New heart disease treatment could stem from daffodils

Initial findings suggest alkaloids from daffodils could prevent cardiovascular disorders

UK-grown daffodils could become the basis of a new medical treatment for heart failure, as a research project explores the effects of natural compounds found in the flower’s stem, leaves and petals on cardiovascular disorders. 

Initial findings from Agroceutical Products – a pharmaceuticals company that uses daffodils for their bio-active properties – and Robert Gordon University (RGU), with support from the Industrial Biotechnology Innovation Centre (IBioIC), have found that specific compounds taken from daffodils have the potential to prevent thickening and stiffening of the walls of the heart.   

When grown in certain environments, typically on higher ground, daffodils produce natural bio-active compounds known as alkaloids1. In this study, three different alkaloids are being tested using cell-based models that mimic cardiac conditions to understand the different impact they have on contributors to heart failure, such as fibrosis.  

The study will provide the research team with data about the most effective compounds for preventing the conditions that lead to cardiovascular problems, as well as helping to refine the way they are extracted from the flower.  

Around one-third of daffodils grown in the UK are currently used for their bulbs, which produce a high-value alkaloid called galanthamine used in the treatment of Alzheimer’s disease. The results from this study could unlock a range of opportunities to use all parts of the plant, stopping the stems, leaves, and petals from going to waste. 

Natural products have long been used by the pharmaceuticals sector and estimates suggest that around 50% of all new drugs introduced globally over the last four decades have been derived from nature.   

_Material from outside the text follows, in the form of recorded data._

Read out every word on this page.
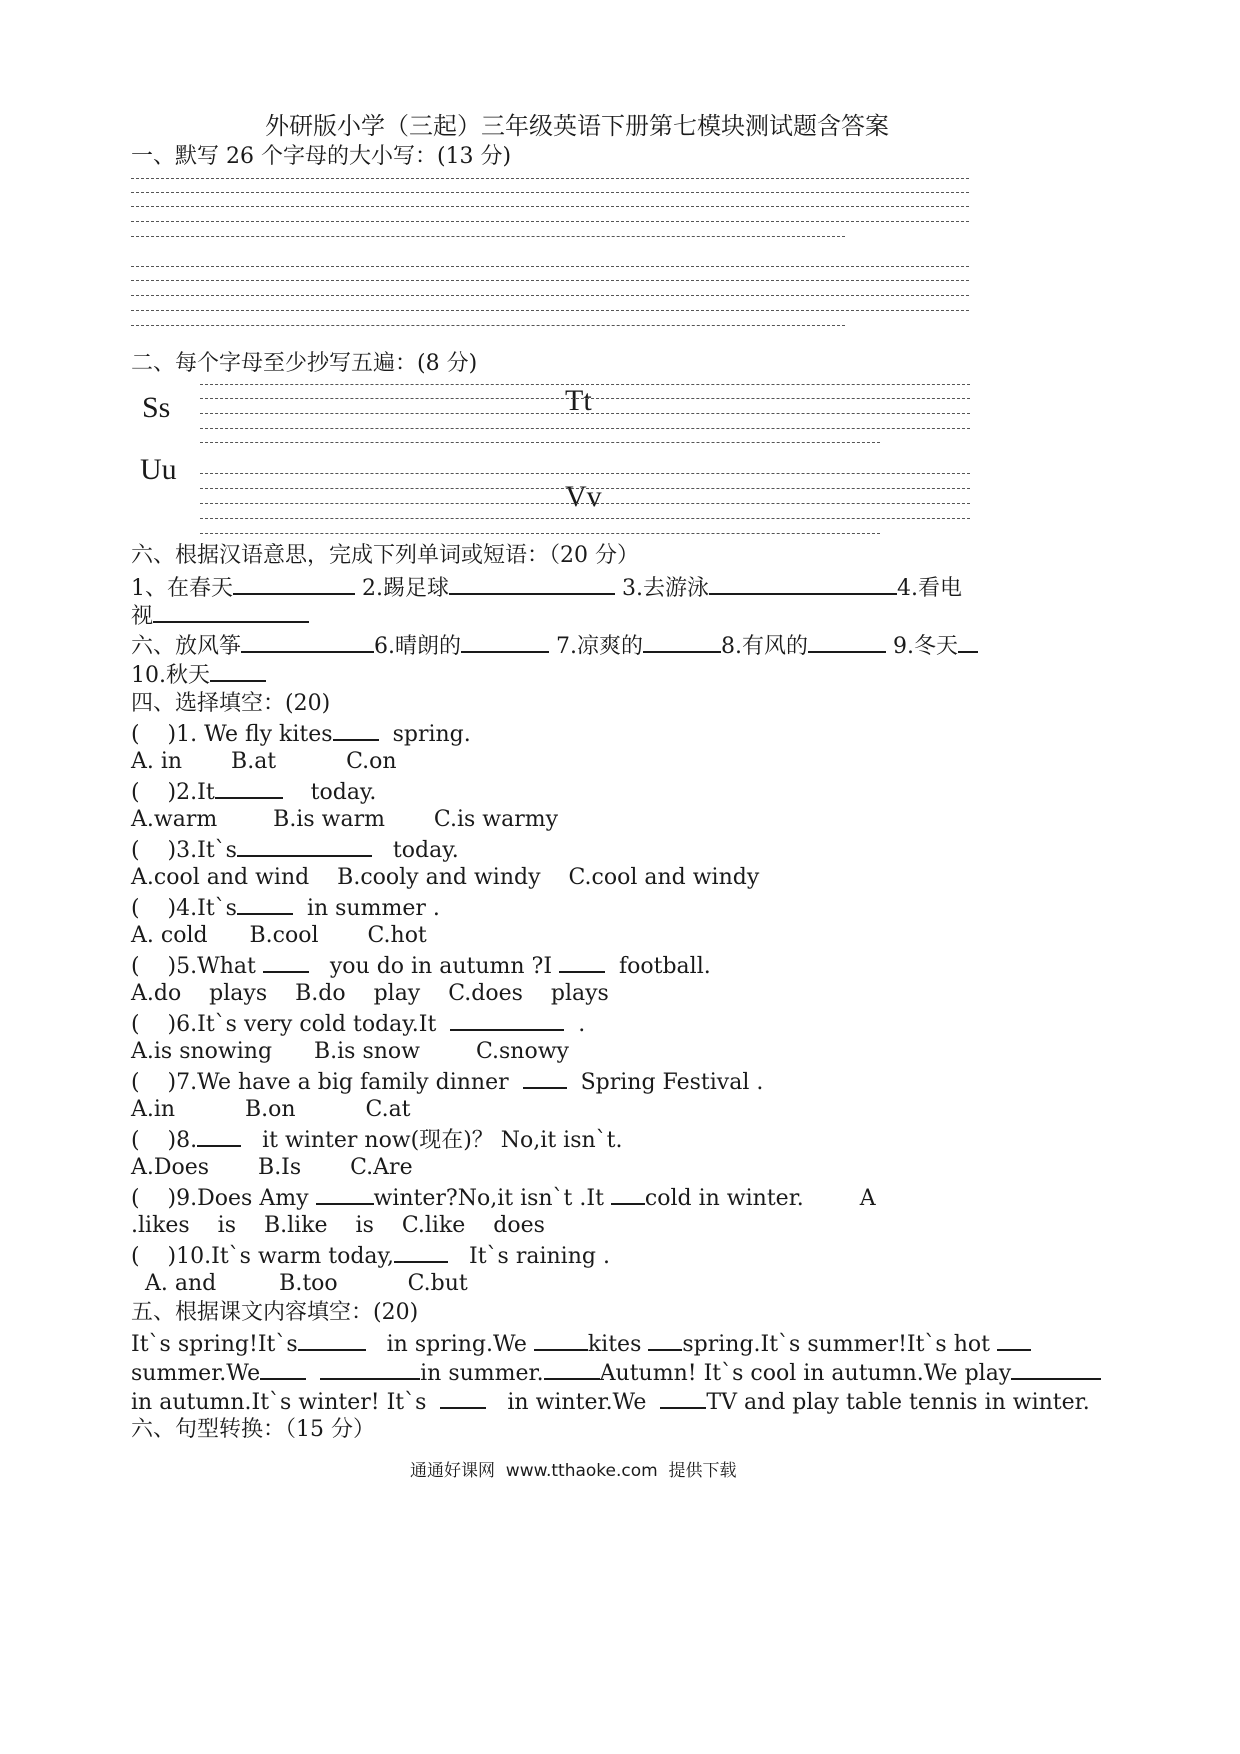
外研版小学（三起）三年级英语下册第七模块测试题含答案
一、默写 26 个字母的大小写：(13 分)
二、每个字母至少抄写五遍：(8 分)
Ss	Tt
Uu
Vv
六、根据汉语意思，完成下列单词或短语：（20 分）
1、在春天	2.踢足球	3.去游泳	4.看电
视
六、放风筝	6.晴朗的	7.凉爽的	8.有风的	9.冬天
10.秋天
四、选择填空：(20)
(    )1. We fly kites  spring.
A. in       B.at          C.on
(    )2.It	today.
A.warm        B.is warm       C.is warmy
(    )3.It`s	today.
A.cool and wind    B.cooly and windy    C.cool and windy
(    )4.It`s	in summer .
A. cold      B.cool       C.hot
(    )5.What    you do in autumn ?I   football.
A.do    plays    B.do    play    C.does    plays
(    )6.It`s very cold today.It	.
A.is snowing      B.is snow        C.snowy
(    )7.We have a big family dinner    Spring Festival .
A.in          B.on          C.at
(    )8.   it winter now(现在)？ No,it isn`t.
A.Does       B.Is       C.Are
(    )9.Does Amy	winter?No,it isn`t .It cold in winter.        A
.likes    is    B.like    is    C.like    does
(    )10.It`s warm today,   It`s raining .
A. and         B.too          C.but
五、根据课文内容填空：(20)
It`s spring!It`s	in spring.We kites spring.It`s summer!It`s hot
summer.We	in summer.	Autumn! It`s cool in autumn.We play
in autumn.It`s winter! It`s     in winter.We  TV and play table tennis in winter.
六、句型转换：（15 分）
通通好课网  www.tthaoke.com  提供下载
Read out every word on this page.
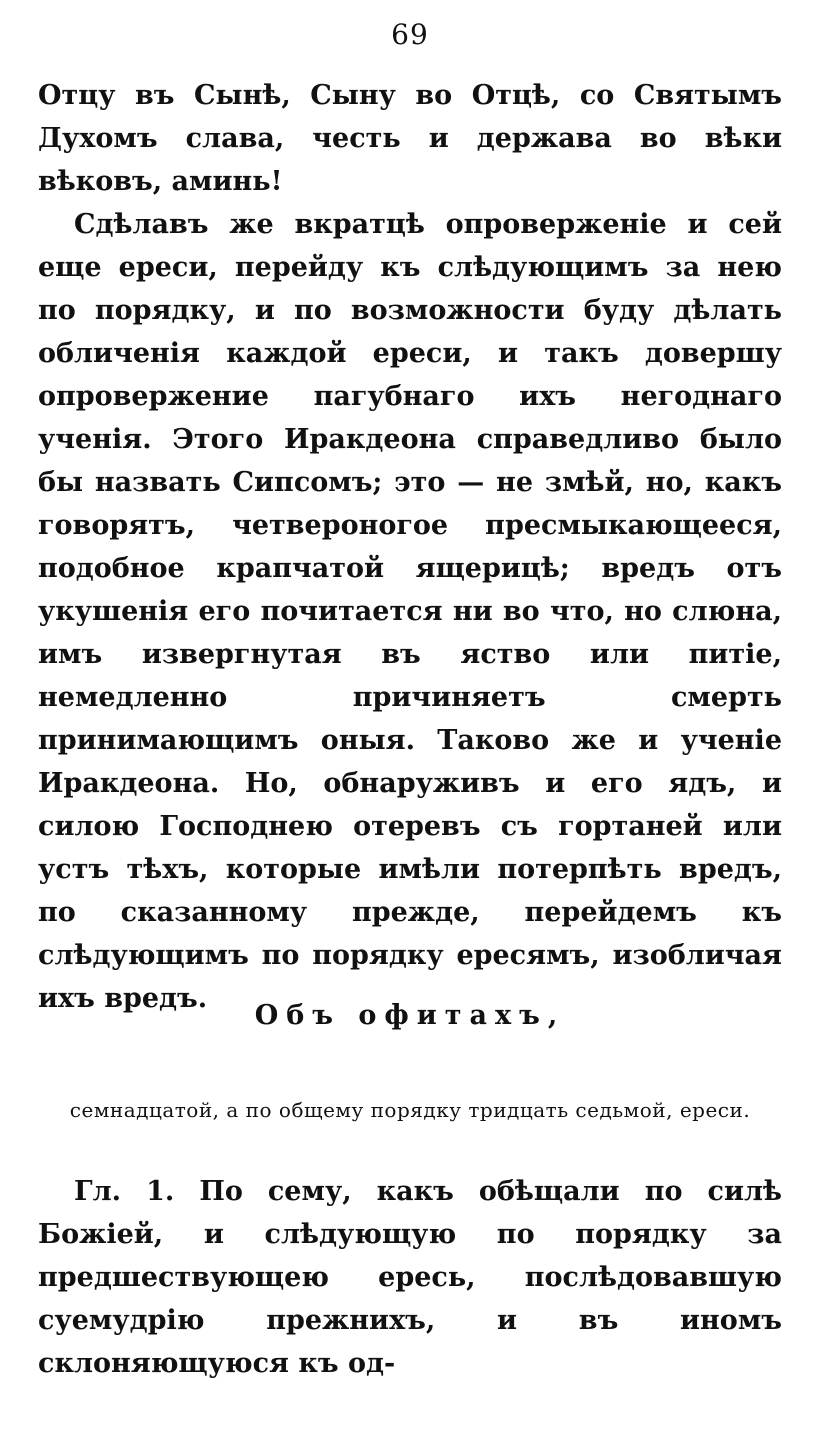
69

Отцу въ Сынѣ, Сыну во Отцѣ, со Святымъ Духомъ слава, честь и держава во вѣки вѣковъ, аминь!

Сдѣлавъ же вкратцѣ опроверженіе и сей еще ереси, перейду къ слѣдующимъ за нею по порядку, и по возможности буду дѣлать обличенія каждой ереси, и такъ довершу опровержение пагубнаго ихъ негоднаго ученія. Этого Иракдеона справедливо было бы назвать Сипсомъ; это — не змѣй, но, какъ говорятъ, четвероногое пресмыкающееся, подобное крапчатой ящерицѣ; вредъ отъ укушенія его почитается ни во что, но слюна, имъ извергнутая въ яство или питіе, немедленно причиняетъ смерть принимающимъ оныя. Таково же и ученіе Иракдеона. Но, обнаруживъ и его ядъ, и силою Господнею отеревъ съ гортаней или устъ тѣхъ, которые имѣли потерпѣть вредъ, по сказанному прежде, перейдемъ къ слѣдующимъ по порядку ересямъ, изобличая ихъ вредъ.

Объ офитахъ,
семнадцатой, а по общему порядку тридцать седьмой, ереси.

Гл. 1. По сему, какъ обѣщали по силѣ Божіей, и слѣдующую по порядку за предшествующею ересь, послѣдовавшую суемудрію прежнихъ, и въ иномъ склоняющуюся къ од-
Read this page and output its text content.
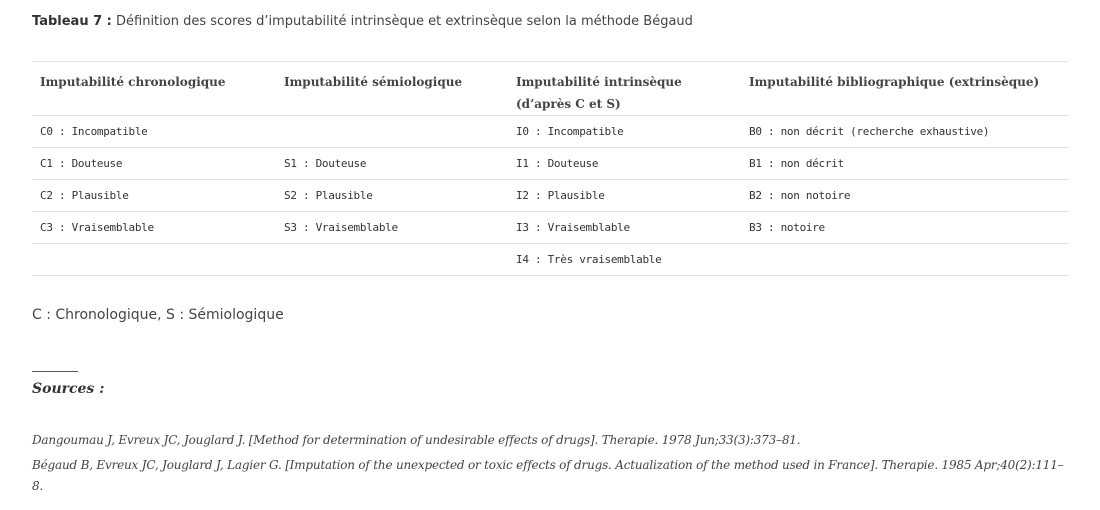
Tableau 7 : Définition des scores d’imputabilité intrinsèque et extrinsèque selon la méthode Bégaud
Imputabilité chronologique	Imputabilité sémiologique	Imputabilité intrinsèque (d’après C et S)	Imputabilité bibliographique (extrinsèque)
C0 : Incompatible		I0 : Incompatible	B0 : non décrit (recherche exhaustive)
C1 : Douteuse	S1 : Douteuse	I1 : Douteuse	B1 : non décrit
C2 : Plausible	S2 : Plausible	I2 : Plausible	B2 : non notoire
C3 : Vraisemblable	S3 : Vraisemblable	I3 : Vraisemblable	B3 : notoire
		I4 : Très vraisemblable	
C : Chronologique, S : Sémiologique
Sources :
Dangoumau J, Evreux JC, Jouglard J. [Method for determination of undesirable effects of drugs]. Therapie. 1978 Jun;33(3):373–81.
Bégaud B, Evreux JC, Jouglard J, Lagier G. [Imputation of the unexpected or toxic effects of drugs. Actualization of the method used in France]. Therapie. 1985 Apr;40(2):111–8.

Kevin Stephens, founder and director of Agroceutical Products, said: “Only a small proportion of daffodils grown across the world actually end up as decorative bunches of flowers, and we already have a well-established UK supply chain that is helping to treat Alzheimer’s. This study could lead to the development of additional medicines that could be transformational for patients suffering with heart conditions, with promising initial findings. It is also about valorising biomass that would otherwise go to waste and working closely with the farmers to maximise the output and the value of their crops.” 

Professor Cherry Wainwright, director at the Centre for Cardio-metabolic Research and co-director of the Centre for Natural Products in Health at RGU, said: “In their purest form, alkaloids can be toxic to humans and animals, but when isolated, purified and prescribed correctly they can be used as an effective treatment for disease. We have already seen a positive effect on the heart cells being tested, with the alkaloids interrupting a sequence of events that could lead to the stiffening of heart tissues and result in heart failure, and look forward to discovering more as we take the concept to the next stage.” 

Liz Fletcher, director of business engagement at IBioIC, added: “If you have ever seen a field of daffodils in full bloom and wondered why they weren’t harvested at bud stage, it is most likely that the plants are being grown for use in the life sciences sector. While using natural compounds for medicinal purposes can offer huge economic potential for farmers in rural communities, it is also a great example of how naturally occurring products can feed into major industries and have a positive impact on people’s lives. We are excited to see how the research team take forward the findings from this collaborative initiative.”